Why Study Automata Theory?

There are several reasons why the study of automata and complexity is an important part of the core of Computer Science.

Introduction to Finite Automata

Finite automata are a useful model for many important kinds of hardware and software.

·         Software for designing and checking the behavior of digital circuits.

·         The lexical analyzer of a typical compiler, that is, the compiler component that breaks the input text into logical units, such as identifiers, keywords and punctuations.

·         Software for scanning large bodies of text, such as collections of Web pages, to find occurrences of words, phrases or other patterns.

·         Software for verifying systems of all types that have a finite number of distinct states, such as communications protocols of protocols for secure exchange of information.

While we shall soon meet a precise definition of automata of various types, let us begin our informal introduction with a sketch of what a finite automaton is and does. There are many systems or components, such as those enumerated above, that may be viewed as being at all times in one of a finite number of “states”. The purpose of a state is to remember the relevant portion of the system’s history. Since there are only a finite number of states, the entire history generally cannot be remembered, so the system must be designed carefully, to remember what is important and forget what is not.

        The advantage of having only a finite number of states is that we can implement the system with a fixed set of resources.

        For ex, we could implement it in hardware as a circuit or as a simple form of program that can make decisions looking only at a limited amount of data or using the position in the code itself to make the decision.

Ex:1 : Perhaps the simplest non-trivial finite automation is an on/off switch. The device remembers whether it is in the “on” state or the “off” state, and it allows the user to press a button whose effect is different, depending on the state of the switch. That is, if the switch is in the off state, then pressing the button changes it to the on state, and vice versa.

A finite automation model for the switch is shown in fig, as for all finite automata the states are represented by circles, in this example we have named the states on and off.
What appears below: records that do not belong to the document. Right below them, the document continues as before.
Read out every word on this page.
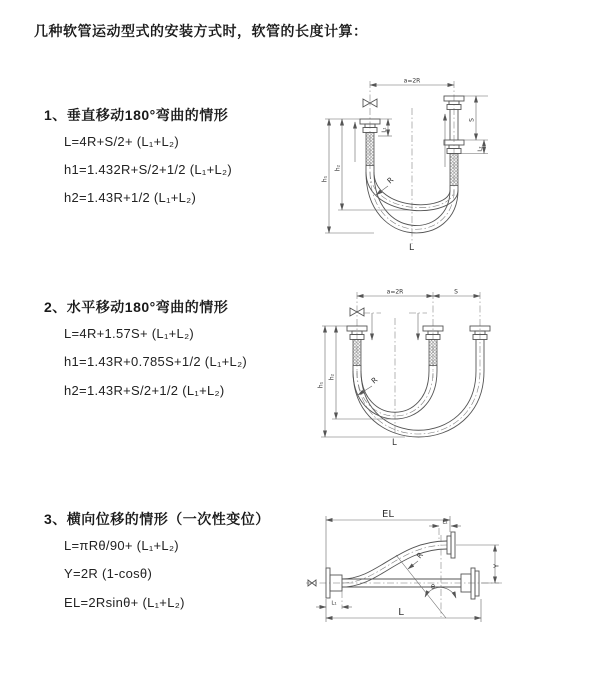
几种软管运动型式的安装方式时，软管的长度计算：
1、垂直移动180°弯曲的情形
L=4R+S/2+ (L₁+L₂)
h1=1.432R+S/2+1/2 (L₁+L₂)
h2=1.43R+1/2 (L₁+L₂)
a=2R
h₁
h₂
L₁
S
L₂
R
L
2、水平移动180°弯曲的情形
L=4R+1.57S+ (L₁+L₂)
h1=1.43R+0.785S+1/2 (L₁+L₂)
h2=1.43R+S/2+1/2 (L₁+L₂)
a=2R	S
h₁
h₂	R
L
3、横向位移的情形（一次性变位）
L=πRθ/90+ (L₁+L₂)
Y=2R (1-cosθ)
EL=2Rsinθ+ (L₁+L₂)
EL
L₂
Y
θ
R
L
L₁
Arcs b/w states are labeled by “inputs” which represent external influences on the system.

        Here both arcs are labeled by the input push, which represents a user pushing the button the intent of the two arcs is that whichever state the system is in, when the push input is received it goes to the other state.

        One of the states is designated the “start state” the state in which the system is placed initially. In our ex, the start state is off and we conventionally indicate the start state by the word start and an arrow leading to the state.

        It is often necessary to indicate one or more states as “final” or “accepting” states. Entering one of these states after a sequence of inputs indicates that the input sequence is good in some way.